Даже папа, жестикулируя для верности руками, громко выкрикивал знакомые ему ивритские слова, что-то объясняя доброжелательному хозяину дома, с помощью «великолепного» переводчика Лёвы и неважно, что муж Любы до сих пор так и не освоил, как следует иврита и разговаривал со страшными ошибками.
Вера слышала, что они оседлали любимую тему всех мужчин мира, уйдя в дебри международной и внутренней политики и улыбнулась, радуясь за отца, которому так в Израиле не хватало подходящих собеседников.
А, вот, в общении матерей не всё ладилось, как бы хотела девушка.
Её чопорная мама держалась крайне настороженно, не выказывая желания сблизиться, всячески игнорируя помощь с переводом дочерей, односложно отвечая на вопросы, старающейся быть учтивой, Гили, ничем не интересуясь у неё в ответ.
Сидя в сторонке, будущая тёща медленно цедила прохладный свежевыжатый сок, косо поглядывая на своего будущего зятя, который вызвался ознакомить Любу с домом, двором и пардесом.
Старшая сестра Веры, не в пример маме, держалась запросто с намечающимися родственниками, а особенно с Галем. Она не стесняясь задавала бесконечные вопросы парню, успевала залазить во все углы по ходу продвижения по довольно-таки немалой территории особняка и было хорошо видно, что она от визита получает истинное удовольствие.
Вера, в свою очередь, волновалась до такой степени, что не замечала никого и ничего вокруг, кроме пытливых и злых глаз матери.
Она то бледнела, то краснела, а от расшалившихся нервов покрывалась, не свойственно для неё, обильным потом.
Беспокойство у неё ещё вызывала беспардонная сестра, Вера опасалась, как бы она не нанесла Галю душевные раны, влезая в глубины его ещё не до конца сформированного восприятия жизни из инвалидной коляски.
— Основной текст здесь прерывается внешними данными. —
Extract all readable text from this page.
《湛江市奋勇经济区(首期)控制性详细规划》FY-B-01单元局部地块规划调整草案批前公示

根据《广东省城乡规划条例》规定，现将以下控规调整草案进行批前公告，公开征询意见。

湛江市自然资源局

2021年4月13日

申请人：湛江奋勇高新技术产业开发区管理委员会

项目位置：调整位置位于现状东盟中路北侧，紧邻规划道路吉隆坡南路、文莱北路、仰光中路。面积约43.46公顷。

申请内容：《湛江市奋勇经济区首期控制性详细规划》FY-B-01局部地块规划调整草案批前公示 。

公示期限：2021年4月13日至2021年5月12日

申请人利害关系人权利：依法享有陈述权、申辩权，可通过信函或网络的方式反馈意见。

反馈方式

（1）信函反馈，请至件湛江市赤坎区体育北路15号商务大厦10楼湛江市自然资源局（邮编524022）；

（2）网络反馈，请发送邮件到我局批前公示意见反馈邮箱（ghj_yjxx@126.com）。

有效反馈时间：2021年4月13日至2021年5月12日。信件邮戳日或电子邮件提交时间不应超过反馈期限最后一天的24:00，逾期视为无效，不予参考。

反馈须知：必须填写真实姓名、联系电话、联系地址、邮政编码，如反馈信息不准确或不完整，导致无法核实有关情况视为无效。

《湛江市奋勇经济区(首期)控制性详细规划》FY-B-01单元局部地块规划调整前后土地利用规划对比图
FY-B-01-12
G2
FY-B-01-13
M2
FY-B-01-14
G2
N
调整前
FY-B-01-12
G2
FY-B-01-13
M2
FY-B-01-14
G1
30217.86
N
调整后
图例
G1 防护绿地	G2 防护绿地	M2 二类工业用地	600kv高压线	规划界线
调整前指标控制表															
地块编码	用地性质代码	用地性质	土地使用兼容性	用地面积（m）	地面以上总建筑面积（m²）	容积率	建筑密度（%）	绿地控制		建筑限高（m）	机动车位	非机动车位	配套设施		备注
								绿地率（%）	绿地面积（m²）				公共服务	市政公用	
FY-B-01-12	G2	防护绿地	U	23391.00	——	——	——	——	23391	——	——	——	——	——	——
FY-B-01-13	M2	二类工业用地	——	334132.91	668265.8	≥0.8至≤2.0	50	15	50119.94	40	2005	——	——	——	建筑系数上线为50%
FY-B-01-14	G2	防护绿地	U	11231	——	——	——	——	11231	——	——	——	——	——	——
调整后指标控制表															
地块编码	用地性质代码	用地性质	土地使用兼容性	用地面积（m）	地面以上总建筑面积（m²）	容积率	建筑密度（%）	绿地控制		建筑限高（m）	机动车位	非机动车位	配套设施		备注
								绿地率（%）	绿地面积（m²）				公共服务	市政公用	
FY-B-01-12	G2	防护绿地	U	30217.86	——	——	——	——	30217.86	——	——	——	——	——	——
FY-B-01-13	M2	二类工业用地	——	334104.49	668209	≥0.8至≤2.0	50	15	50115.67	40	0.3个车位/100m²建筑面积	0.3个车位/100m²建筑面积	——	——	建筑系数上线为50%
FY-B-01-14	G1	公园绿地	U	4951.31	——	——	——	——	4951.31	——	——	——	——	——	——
Атмосфера вокруг в миг преобразилась, когда один за другим стали подъезжать старшие сыновья Гили с Абрамом со своими шумными семьями с большим выводком детворы разных возрастов, с криками, смехом и плачем заполнивших весь двор, дом и пардес.
Невестки Гили выходили из машин, держа в руках противни, кастрюли, огромные блюда, коробки и коробочки и мигом завалили кухню приготовленными ими к празднику угощениями.
Вера вместе с другими молодыми женщинами накрывала скатертями длинный стол на веранде, расставляла посуду, лёгкие закуски и напитки и времени на переживания уже не осталось.
Как она в этот момент была благодарна Любе, которая быстро освоилась с будущей роднёй, легко переговариваясь, смеясь над шутками, и, каждый раз, вовремя перемещала маму в нужном направлении, не давая ей возможность сидеть в стороне с надутым видом.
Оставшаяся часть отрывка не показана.